The National Association for Fixed Annuities is scoffing at a new U.S. Department of Labor proposal for letting some independent marketing organizations that distribute indexed annuities serve as financial institutions under the DOL fiduciary standard.
"This is the classic case of too little too late," NAFA Executive Director Chip Anderson said in a statement Wednesday. "It's too little because it comes attached with strings and conditions that still make the rule unworkable for most of the fixed annuity industry."
The DOL fiduciary standard is set to take effect in April. If it were implemented as written, without exemptions, it would shut down indexed annuity IMOs, by prohibiting IMO sellers from earning compensation from insurers for selling indexed annuities to retirement savers.
The DOL published a preview draft of a class exemption for IMO indexed annuity distribution efforts on the web yesterday. The official version of the draft appeared in the Federal Register today.
An IMO is an insurance products distributor that operates separately from an insurance company.
The proposed class exemption would let some large IMOs earn commissions for selling indexed annuities to retirement savers, and those IMOs could share their ability to earn commissions for selling indexed annuities to retirement savers with insurance agents.
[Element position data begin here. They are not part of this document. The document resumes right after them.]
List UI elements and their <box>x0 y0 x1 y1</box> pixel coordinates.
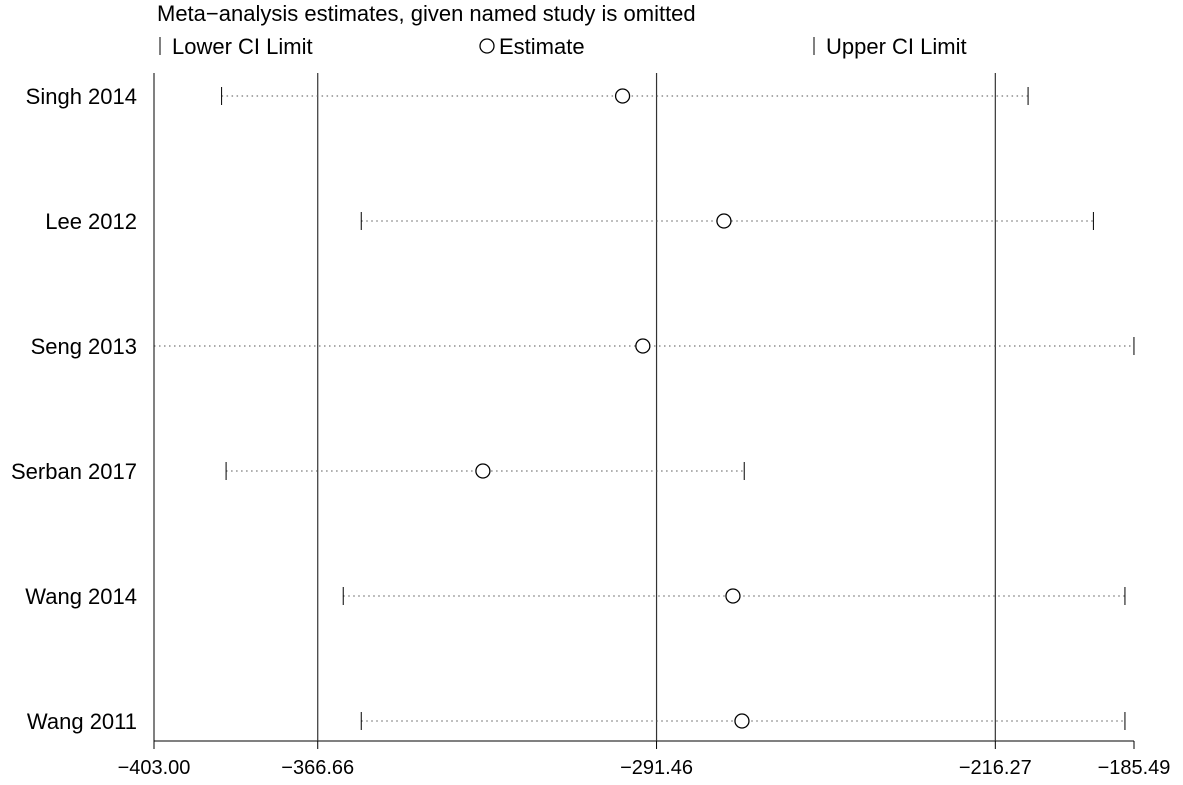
legend-upper-label: Upper CI Limit <box>826 34 967 59</box>
estimate-marker-wang-2011 <box>734 713 750 729</box>
estimate-marker-wang-2014 <box>725 588 741 604</box>
legend-estimate-label: Estimate <box>499 34 585 59</box>
estimate-marker-serban-2017 <box>475 463 491 479</box>
study-label-singh-2014: Singh 2014 <box>26 84 137 109</box>
x-tick-label-3: −291.46 <box>620 757 693 779</box>
study-label-seng-2013: Seng 2013 <box>31 334 137 359</box>
x-tick-label-1: −403.00 <box>118 757 191 779</box>
study-label-wang-2014: Wang 2014 <box>25 584 137 609</box>
chart-title: Meta−analysis estimates, given named stu… <box>157 1 696 26</box>
plot-area: −403.00 −366.66 −291.46 −216.27 −185.49 Singh… <box>11 73 1170 779</box>
study-label-lee-2012: Lee 2012 <box>45 209 137 234</box>
x-tick-label-2: −366.66 <box>281 757 354 779</box>
x-tick-label-4: −216.27 <box>959 757 1032 779</box>
estimate-marker-lee-2012 <box>716 213 732 229</box>
study-label-wang-2011: Wang 2011 <box>27 709 137 734</box>
estimate-marker-seng-2013 <box>635 338 651 354</box>
legend-lower-label: Lower CI Limit <box>172 34 313 59</box>
x-tick-label-5: −185.49 <box>1098 757 1171 779</box>
legend-estimate-marker <box>479 38 495 54</box>
estimate-marker-singh-2014 <box>614 88 631 104</box>
study-label-serban-2017: Serban 2017 <box>11 459 137 484</box>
Other IMOs offering indexed annuities would have to get insurers to act as the financial institutions responsible for supervising the indexed annuity sales process.
NAFA has been a staunch opponent of the fiduciary rule as written, and it filed a suit to block the rule in federal court in June. The group says it will continue its efforts to fight the rule.
Some insurance and finance industry executives are hopeful that President-elect Donald Trump's administration will move to delay or block the new fiduciary rule.